O Conselho Nacional de Justiça (CNJ) estabeleceu novas diretrizes para a análise de processos de recuperação judicial do agronegócio em todo o Brasil. A norma foi editada no provimento nº 2016/2026 e define critérios para produtores rurais que desejam utilizar esse mecanismo.
Dentre as novas regras, estão a comprovação de pelo menos dois anos de atividade rural, a apresentação de documentação contábil completa, a especificação de um plano de recuperação de até R$ 4,8 milhões, a nomeação de um profissional responsável pela avaliação das condições do devedor e a possibilidade de verificação prévia antes da aceitação do pedido.
O documento foi elaborado após o agronegócio brasileiro registrar 1.990 pedidos de recuperação judicial em 2025, o maior número da série histórica, segundo dados do Serasa Experian. A norma também contém critérios para a avaliação de juízes em processos que envolvem empresários ou sociedades empresariais rurais.
A medida busca trazer previsibilidade e gestão do risco do sistema financeiro em relação a companhias alavancadas. Além disso, define o Ministério Público como fiscal da ordem jurídica no acompanhamento dos processos.

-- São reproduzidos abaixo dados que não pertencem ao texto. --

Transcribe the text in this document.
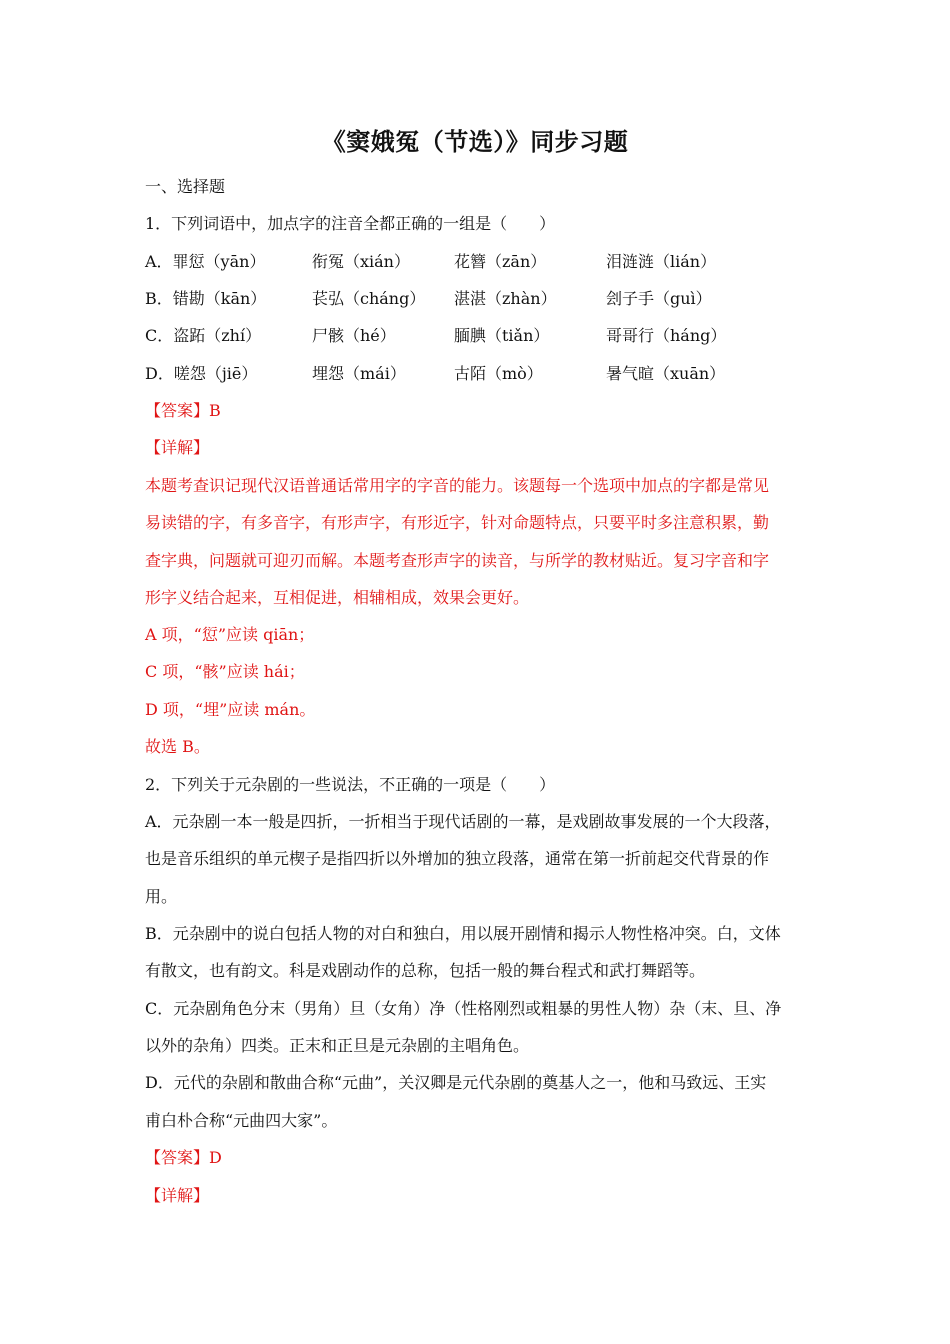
《窦娥冤（节选）》同步习题
一、选择题
1．下列词语中，加点字的注音全都正确的一组是（　　）
A．罪愆（yān）	衔冤（xián）	花簪（zān）	泪涟涟（lián）
B．错勘（kān）	苌弘（cháng） 湛湛（zhàn）	刽子手（guì）
C．盗跖（zhí）	尸骸（hé）	腼腆（tiǎn）	哥哥行（háng）
D．嗟怨（jiē）	埋怨（mái）	古陌（mò）	暑气暄（xuān）
【答案】B
【详解】
本题考查识记现代汉语普通话常用字的字音的能力。该题每一个选项中加点的字都是常见
易读错的字，有多音字，有形声字，有形近字，针对命题特点，只要平时多注意积累，勤
查字典，问题就可迎刃而解。本题考查形声字的读音，与所学的教材贴近。复习字音和字
形字义结合起来，互相促进，相辅相成，效果会更好。
A 项，“愆”应读 qiān；
C 项，“骸”应读 hái；
D 项，“埋”应读 mán。
故选 B。
2．下列关于元杂剧的一些说法，不正确的一项是（　　）
A．元杂剧一本一般是四折，一折相当于现代话剧的一幕，是戏剧故事发展的一个大段落，
也是音乐组织的单元楔子是指四折以外增加的独立段落，通常在第一折前起交代背景的作
用。
B．元杂剧中的说白包括人物的对白和独白，用以展开剧情和揭示人物性格冲突。白，文体
有散文，也有韵文。科是戏剧动作的总称，包括一般的舞台程式和武打舞蹈等。
C．元杂剧角色分末（男角）旦（女角）净（性格刚烈或粗暴的男性人物）杂（末、旦、净
以外的杂角）四类。正末和正旦是元杂剧的主唱角色。
D．元代的杂剧和散曲合称“元曲”，关汉卿是元代杂剧的奠基人之一，他和马致远、王实
甫白朴合称“元曲四大家”。
【答案】D
【详解】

Com as novas diretrizes, juízes terão um procedimento específico para cada etapa do processo, desde a apresentação de laudos técnicos até a elaboração de Relatórios Mensais de Atividades (RMA) nos casos de aprovação das solicitações. Um cronograma de execução, levantamento de riscos e viabilidade da atividade durante a renegociação também serão estabelecidos.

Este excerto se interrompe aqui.